Average Cost of a Bridal Shower

"The cost range varies greatly based on the cost of living where you are throwing the shower," says Kahn. "A good rule of thumb is to think about how much it costs in your area for a nice brunch, plus some extras. You'll need to factor in food, drink, service and tax per person. In New York, I would approximate $75 to $100 per head for this. Shower invitations can be as little as $1 per invite for something really basic and can go upwards of $30 per unit for something really custom. I would then estimate another $20 to $50 per person for what you'll spend to enhance the experience with decor and added activities."

If you have the means for it, hiring a bridal shower planner brings several advantages. "They typically know the good spots in town that are well-suited for an event like this and can streamline the planning process," says Kahn. "Showers can grow in scale—to the size of a small wedding—and if knowing that overwhelms you, a professional might save you a lot of stress."

Stressing about how much a bridal shower costs? Kahn suggests, "If learning what this could cost intimidates you, try to find a venue that's relatively turn-key and won't require much additional decor. You can save money with invitations by doing them online. Showers are meant to be a time for fun and celebration, so focus on how to make that happen rather than having the best of everything."

What Is a Reasonable Budget for a Bridal Shower?

Very much like the wedding itself, the average cost of a bridal shower varies widely depending on the venue, guest count, and food and drinks being served. It's also important to make sure that your bridal shower budget includes taxes and tips for any professional vendors you hire.

On the upper end of the scale, we recommend budgeting $125 per person for an event at a venue. This would cover more elaborate bridal shower ideas, like paper invitations, a brunch or luncheon, one or two drinks, cake, floral centerpieces, games and prizes. At the lower end of the scale, we recommend budgeting $40 per person for an at-home event with light refreshments provided by a caterer. This would also cover invitations, wine or bubbly, simple decorations, games and prizes.

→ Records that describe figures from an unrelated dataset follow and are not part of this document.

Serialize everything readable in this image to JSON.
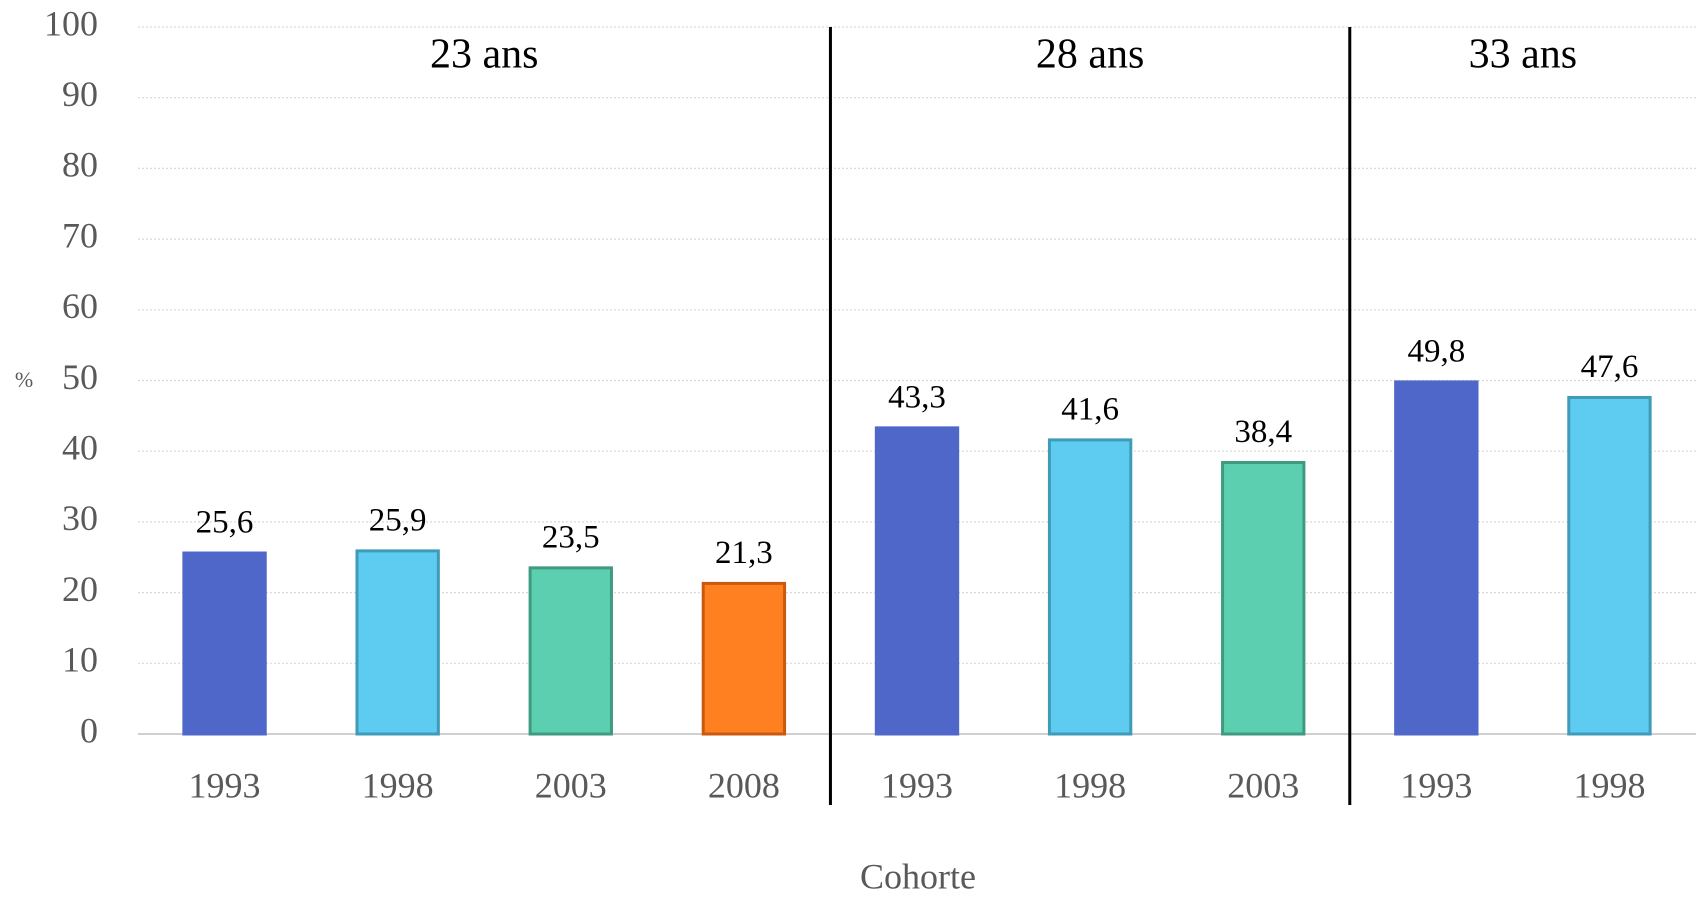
{
  "chart_data": {
    "type": "bar",
    "ylabel": "%",
    "xlabel": "Cohorte",
    "ylim": [
      0,
      100
    ],
    "yticks": [
      0,
      10,
      20,
      30,
      40,
      50,
      60,
      70,
      80,
      90,
      100
    ],
    "grid": true,
    "groups": [
      {
        "name": "23 ans",
        "categories": [
          "1993",
          "1998",
          "2003",
          "2008"
        ],
        "values": [
          25.6,
          25.9,
          23.5,
          21.3
        ],
        "value_labels": [
          "25,6",
          "25,9",
          "23,5",
          "21,3"
        ],
        "colors": [
          "#4f67c8",
          "#5ecbf0",
          "#5ccfb0",
          "#ff8020"
        ],
        "edgecolors": [
          "#4f67c8",
          "#3f9bb8",
          "#3f9a80",
          "#c85a10"
        ]
      },
      {
        "name": "28 ans",
        "categories": [
          "1993",
          "1998",
          "2003"
        ],
        "values": [
          43.3,
          41.6,
          38.4
        ],
        "value_labels": [
          "43,3",
          "41,6",
          "38,4"
        ],
        "colors": [
          "#4f67c8",
          "#5ecbf0",
          "#5ccfb0"
        ],
        "edgecolors": [
          "#4f67c8",
          "#3f9bb8",
          "#3f9a80"
        ]
      },
      {
        "name": "33 ans",
        "categories": [
          "1993",
          "1998"
        ],
        "values": [
          49.8,
          47.6
        ],
        "value_labels": [
          "49,8",
          "47,6"
        ],
        "colors": [
          "#4f67c8",
          "#5ecbf0"
        ],
        "edgecolors": [
          "#4f67c8",
          "#3f9bb8"
        ]
      }
    ]
  }
}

You can minimize the cost of the bridal shower even further if the hosts can all pitch in and contribute their time to DIY most of it. Homemade nibbles and a glass or two of wine are perfectly acceptable. Remember, the purpose of the event is to shower the couple with gifts before the big day, so you don't need to get carried away with too many bells and whistles.

Samantha Iacia contributed to the reporting of this article.